Wire Arc Additive Manufacturing
Wire Arc Additive Manufacturing (WAAM) is a manufacturing technique utilized for the production or repair of metal components. It falls under the category of Direct Energy Deposition (DED) processes within the realm of Additive Manufacturing. WAAM involves the sequential deposition of metal layers to gradually form a desired three-dimensional shape.
This method combines two manufacturing processes: Gas Metal Arc Welding (GMAW) and additive manufacturing. GMAW is an arc welding technique used for fusing metal parts together, while additive manufacturing refers to the industrial term for 3D printing. In WAAM, the production of parts is achieved by integrating a welding robot with a power source. The robot employs a welding torch to melt the wire feedstock, subsequently building the 3D components.

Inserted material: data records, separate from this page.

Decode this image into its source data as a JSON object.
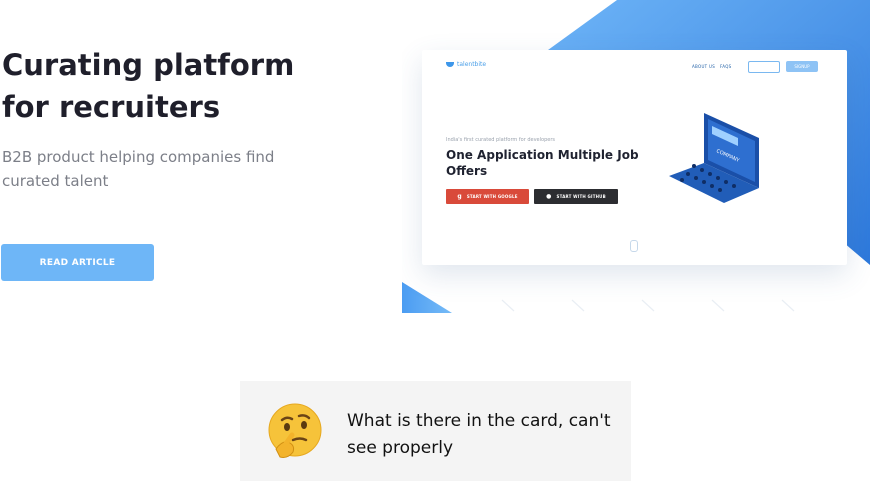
{
  "hero": {
    "title": "Curating platform for recruiters",
    "subtitle": "B2B product helping companies find curated talent",
    "button_label": "READ ARTICLE"
  },
  "preview": {
    "logo_text": "talentbite",
    "nav": [
      "ABOUT US",
      "FAQS"
    ],
    "login_label": "LOGIN ▾",
    "signup_label": "SIGNUP",
    "tagline": "India's first curated platform for developers",
    "headline": "One Application Multiple Job Offers",
    "google_button": "START WITH GOOGLE",
    "github_button": "START WITH GITHUB",
    "illustration_label": "COMPANY"
  },
  "note": {
    "emoji": "thinking-face",
    "text": "What is there in the card, can't see properly"
  },
  "colors": {
    "accent_blue": "#3d8ef0",
    "button_blue": "#6eb6f7",
    "google_red": "#d94a3a",
    "github_dark": "#2c2d31",
    "title_dark": "#1f1f2b",
    "note_bg": "#f4f4f4"
  }
}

In WAAM, the metal wire is fed through a nozzle or welding torch, and the arc heat melts the wire, which is then deposited onto a substrate or previously deposited layers. The process continues layer by layer until the desired object is formed. The deposited layers solidify and bond together, creating a metal part. Obviously, the parts made from WAAM would have a rather rough surface, secondary operations such as grinding or polishing are needed to gain a better surface.
WAAM offers several advantages, including faster build rates compared to some other metal 3D printing techniques, lower material costs due to the use of wire instead of powder, and the ability to work with a wide range of metal alloys. It is often used for fabricating large-scale metal components such as airplane wings, ship propellers, or jet engine parts. The process has applications in industries such as aerospace, automotive, and maritime. It is very useful to produce large parts prototypes, the alternative manufacturing process would require expensive large equipment and waste a lot rather expensive material.
Conclusion
In conclusion, metal 3D printing has revolutionized the production of metal components. It offers numerous advantages over traditional manufacturing methods, including greater design freedom, reduced material waste, and the ability to create complex geometries. Metal 3D printing enables the production of lightweight structures, customized parts, and improved performance in various industries such as aerospace, automotive, healthcare, and more.
As metal 3D printing continues to advance, with ongoing research and development, it holds the potential to transform industries by enabling the production of highly customized, lightweight, and efficient metal parts. With its ability to reduce waste, improve performance, and increase design possibilities, metal 3D printing is poised to reshape the future of manufacturing.